El cambio al que aspiramos se opone al modelo, a la lógica, a los procedimientos, a las ejecutorias del Estado terrorista. Por lo tanto, no debe ser creado para realizar una vendetta, para convertirse en una entidad que persiga a los ciudadanos que han apoyado o apoyan a Chávez, a Maduro o que son parte del Partido Socialista Unido de Venezuela (PSUV), o de otras organizaciones que forman parte de la órbita del régimen.
Lo ha dicho de forma reiterada, Edmundo González Urrutia: la política debe ser de reconciliación, de restitución de libertades para el libre ejercicio político. A nadie se debe perseguir o estigmatizar por su posición política. Y en la Venezuela que viene, el chavismo, en sus distintas variantes, debe tener un espacio propio y legítimo, como cualquier otra corriente ideológica o del ejercicio político.
Esto que he dicho hasta aquí, parece obvio, pero no lo es. Y no lo es porque en el conjunto de seguidores del régimen hay delincuentes, una minoría que, de forma sistemática y haciendo uso abusivo de su poder, de sus relaciones y con la abierta complicidad de ciertas autoridades, han cometido delitos, algunos de ellos especialmente graves. Parece muy claro decir: sólo se castigarán a los que hayan cometido delitos y no más.
Sin embargo, se trata de realidades y decisiones muy complejas, que no se limitan a juristas, jueces, autoridades y expertos.
La experiencia acumulada en los países de Europa del Este o en América del Sur, que transitaron de dictaduras a modelos democráticos, nos recuerda que, a pesar de que el tema de la justicia transicional (o del perdón político, en una perspectiva histórica de mayor alcance), apenas había sido debatido antes de que el cambio político se produjera, cuando el nuevo poder se instauró, de inmediato comenzó una controversia, la mayoría de las veces en forma de agrias denuncias, de posiciones extremas, con tendencia a las generalizaciones.
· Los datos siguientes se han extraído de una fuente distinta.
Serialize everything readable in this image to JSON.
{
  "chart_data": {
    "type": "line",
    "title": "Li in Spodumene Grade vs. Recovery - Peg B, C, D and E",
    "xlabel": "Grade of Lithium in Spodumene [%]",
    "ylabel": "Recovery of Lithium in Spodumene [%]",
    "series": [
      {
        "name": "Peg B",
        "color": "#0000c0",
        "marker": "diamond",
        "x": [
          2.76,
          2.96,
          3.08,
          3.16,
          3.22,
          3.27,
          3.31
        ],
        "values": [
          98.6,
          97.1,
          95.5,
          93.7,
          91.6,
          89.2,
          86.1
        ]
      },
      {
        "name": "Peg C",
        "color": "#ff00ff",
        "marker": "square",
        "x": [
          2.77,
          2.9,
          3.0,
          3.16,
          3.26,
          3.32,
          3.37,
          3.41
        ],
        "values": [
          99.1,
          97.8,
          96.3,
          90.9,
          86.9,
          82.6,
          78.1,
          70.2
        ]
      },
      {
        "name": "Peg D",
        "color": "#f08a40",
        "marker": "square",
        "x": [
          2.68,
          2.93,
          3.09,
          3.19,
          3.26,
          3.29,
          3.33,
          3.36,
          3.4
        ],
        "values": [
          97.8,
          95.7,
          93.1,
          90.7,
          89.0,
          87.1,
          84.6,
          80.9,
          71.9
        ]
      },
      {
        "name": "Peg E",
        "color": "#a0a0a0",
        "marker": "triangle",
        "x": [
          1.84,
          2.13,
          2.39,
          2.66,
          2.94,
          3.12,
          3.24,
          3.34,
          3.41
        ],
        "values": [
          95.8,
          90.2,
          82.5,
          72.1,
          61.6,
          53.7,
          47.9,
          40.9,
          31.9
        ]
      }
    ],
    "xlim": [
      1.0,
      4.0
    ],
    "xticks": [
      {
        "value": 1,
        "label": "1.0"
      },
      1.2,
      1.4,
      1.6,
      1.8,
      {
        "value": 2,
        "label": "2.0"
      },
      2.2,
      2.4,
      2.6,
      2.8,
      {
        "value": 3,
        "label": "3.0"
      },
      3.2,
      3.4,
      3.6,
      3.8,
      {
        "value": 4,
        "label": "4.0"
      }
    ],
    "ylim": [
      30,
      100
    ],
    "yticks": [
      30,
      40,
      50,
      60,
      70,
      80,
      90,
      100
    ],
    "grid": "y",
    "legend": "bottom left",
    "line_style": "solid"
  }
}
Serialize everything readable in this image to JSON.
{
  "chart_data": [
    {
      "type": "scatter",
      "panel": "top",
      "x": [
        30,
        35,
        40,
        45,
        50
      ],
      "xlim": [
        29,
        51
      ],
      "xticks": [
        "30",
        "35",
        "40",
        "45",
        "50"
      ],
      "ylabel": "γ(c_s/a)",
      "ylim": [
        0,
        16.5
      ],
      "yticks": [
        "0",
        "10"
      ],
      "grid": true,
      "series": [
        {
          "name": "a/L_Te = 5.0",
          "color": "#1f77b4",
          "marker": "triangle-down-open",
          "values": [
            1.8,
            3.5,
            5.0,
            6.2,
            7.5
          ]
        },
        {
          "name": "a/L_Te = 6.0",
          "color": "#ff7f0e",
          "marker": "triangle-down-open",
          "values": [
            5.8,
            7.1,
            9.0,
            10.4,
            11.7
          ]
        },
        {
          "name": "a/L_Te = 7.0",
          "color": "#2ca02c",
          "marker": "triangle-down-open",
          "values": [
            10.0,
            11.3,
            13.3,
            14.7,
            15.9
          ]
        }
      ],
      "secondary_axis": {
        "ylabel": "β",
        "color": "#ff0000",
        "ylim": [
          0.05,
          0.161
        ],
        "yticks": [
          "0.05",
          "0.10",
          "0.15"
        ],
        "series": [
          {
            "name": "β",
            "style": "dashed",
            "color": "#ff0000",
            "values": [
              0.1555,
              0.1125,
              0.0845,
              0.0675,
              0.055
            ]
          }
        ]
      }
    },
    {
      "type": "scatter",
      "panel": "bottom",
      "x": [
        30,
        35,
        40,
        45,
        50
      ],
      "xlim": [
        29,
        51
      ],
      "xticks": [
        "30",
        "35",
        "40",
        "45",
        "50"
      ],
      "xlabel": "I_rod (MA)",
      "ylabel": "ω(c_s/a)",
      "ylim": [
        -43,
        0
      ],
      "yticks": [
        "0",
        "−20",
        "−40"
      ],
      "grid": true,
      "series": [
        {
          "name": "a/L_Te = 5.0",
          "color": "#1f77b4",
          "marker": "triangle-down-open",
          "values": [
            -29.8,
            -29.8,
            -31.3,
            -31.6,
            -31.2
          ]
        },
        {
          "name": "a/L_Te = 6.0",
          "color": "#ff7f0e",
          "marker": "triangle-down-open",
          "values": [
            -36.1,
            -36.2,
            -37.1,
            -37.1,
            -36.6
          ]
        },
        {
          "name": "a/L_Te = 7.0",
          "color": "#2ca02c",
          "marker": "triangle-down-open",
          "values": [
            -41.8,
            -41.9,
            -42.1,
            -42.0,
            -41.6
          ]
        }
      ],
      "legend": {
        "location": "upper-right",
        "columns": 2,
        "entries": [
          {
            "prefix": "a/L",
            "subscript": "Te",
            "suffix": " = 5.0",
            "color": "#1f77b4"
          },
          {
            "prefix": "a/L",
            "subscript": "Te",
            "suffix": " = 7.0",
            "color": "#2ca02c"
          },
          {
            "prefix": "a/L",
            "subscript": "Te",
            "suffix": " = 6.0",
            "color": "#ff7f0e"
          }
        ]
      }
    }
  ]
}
Es decir, la materia se convirtió en un hervidero de advertencias y exageraciones, afirmaciones irreales, y hasta de rumores e infundios.
¿Qué nos dicen esas experiencias? Que los términos de la justicia transicional deben debatirse desde ahora. No debería dejarse para después, cuando será innecesariamente tarde.
Hay que fomentar la comprensión de lo que significa la justicia transicional, con sus múltiples complejidades. Hay que reivindicar el valor y los principios del Estado de Derecho.
Hay que hacer campañas que expliquen lo pernicioso de las generalizaciones. Hay que fomentar el respeto a las diferencias políticas.
Pero todavía hay una cuestión fundamental que no puede olvidarse ni posponerse: en el debate público sobre la justicia transicional deben participar las víctimas y sus familiares. Hay que escuchar sus testimonios y demandas.
Y producto de ese intercambio tendrá que surgir, necesariamente, una especie de Programa Nacional de Reparaciones a las Víctimas, reparaciones que deben ser económicas, legales, sociales, sanitarias, sicológicas y también simbólicas.
Al Estado terrorista debe seguirle un Estado reparador. Y ese Estado reparador debe promover una mentalidad política, fundamentada en la tradición milenaria del Occidente judeocristiano: que el más importante motor del perdón, en todas sus dimensiones, es el arrepentimiento.